The U.S. Supreme Court said late Dec. 22 that it will hear the legal challenges to the Biden administration's vaccine mandate for businesses with at least 100 employees and health care facilities.
The court scheduled oral arguments for Jan. 7. Until then, the court said, it will postpone any consideration of requests that it stay these mandates.
Business organizations, associations, religious groups and 27 states had called on the high court to stop the administration from mandating a coronavirus vaccine or, in lieu of a vaccine, COVID-19 testing for large employers.
Their objections came after the U.S. Court of Appeals for the 6th Circuit, based in Cincinnati, reinstated the vaccine mandate for employers Dec. 17.
Groups and states against the mandate filed appeals to Justice Brett Kavanaugh, whose jurisdiction covers Ohio. Kavanaugh can ask the Supreme Court to consider these requests.
The three religious groups that filed a joint 179-page brief requesting a stay on the mandate are: American Family Association, a Christian activist organization; Answers in Genesis, a Christian apologetics ministry; and Daystar Television Network, an evangelical Christian network.
The groups said the mandate violated their First Amendment rights because it did not provide religious exemptions or accommodations. They also said it went against their "sacred rights of belief and conscience."
Kavanaugh asked the Biden administration to respond to the mandate challengers by Dec. 30.
In November, a three-judge panel on the 5th U.S. Circuit Court of Appeals, based in New Orleans, had put a stop to the vaccine mandate developed by the Occupational Safety and Health Administration for large businesses.
In December, amid a growing number of COVID-19 cases with the highly contagious omicron variant, the 6th Circuit heard a consolidated appeal of cases -- transferred to it from the 5th Circuit in November. The 6th Circuit then overruled the 5th Circuit's decision and described COVID-19 vaccines "an important step in curtailing the transmission of a deadly virus that has killed over 800,000 people in the United States."
OSHA has now said it will begin issuing citations Jan. 10 to companies that do not comply with the mandate.
Kavanaugh, along with Justice Samuel Alito, also received an emergency request from the Biden administration asking it to lift lower court rulings blocking the vaccine mandate for workers at health care facilities that receive Medicare and Medicaid funding. The justices have asked for responses in this case also by Dec. 30.
On Dec. 13, the Supreme Court turned down emergency requests from New York health care workers seeking a religious exemption from the state's COVID-19 vaccine mandate for its health care employees.
The workers brought their case to the nation's high court after the U.S. Court of Appeals for the 2nd Circuit refused to stop the vaccine mandate in the fall. The groups said the "punitive treatment of religious objectors" violates the free exercise clause of the Constitution.

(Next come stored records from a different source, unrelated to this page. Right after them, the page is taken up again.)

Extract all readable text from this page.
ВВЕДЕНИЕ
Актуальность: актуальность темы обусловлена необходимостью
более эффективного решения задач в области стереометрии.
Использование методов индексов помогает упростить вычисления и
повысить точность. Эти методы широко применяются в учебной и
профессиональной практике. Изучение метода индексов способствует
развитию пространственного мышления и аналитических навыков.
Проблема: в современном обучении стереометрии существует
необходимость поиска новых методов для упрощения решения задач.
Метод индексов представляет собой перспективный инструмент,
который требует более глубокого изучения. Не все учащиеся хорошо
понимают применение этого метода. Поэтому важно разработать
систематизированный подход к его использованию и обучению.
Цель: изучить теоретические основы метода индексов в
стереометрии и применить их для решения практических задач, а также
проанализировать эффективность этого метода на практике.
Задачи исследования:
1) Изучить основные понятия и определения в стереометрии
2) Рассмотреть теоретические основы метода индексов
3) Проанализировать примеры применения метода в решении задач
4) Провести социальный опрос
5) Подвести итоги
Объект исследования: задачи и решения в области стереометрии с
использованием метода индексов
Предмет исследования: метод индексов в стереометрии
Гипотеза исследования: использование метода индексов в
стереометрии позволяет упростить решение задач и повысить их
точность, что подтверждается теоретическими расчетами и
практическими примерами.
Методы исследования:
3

In October, the Supreme Court denied a similar appeal from health care workers in Maine seeking a religious exemption from the state's vaccination requirements for its health care workers, which lower courts had rejected.
The Supreme Court has turned away other challenges seeking emergency relief from COVID-19 vaccine mandates including a challenge by students from Indiana University and from public school employees in New York City. Both of these mandates had religious exemptions.
After the court scheduled oral arguments Jan. 7 in challenges to the administration's vaccine mandates, White House press secretary Jen Psaki said in a statement: "We are confident in the legal authority for both policies" and the Justice Department "will vigorously defend both at the Supreme Court."
Opponents of the mandates said only Congress has the authority to put the requirements in place.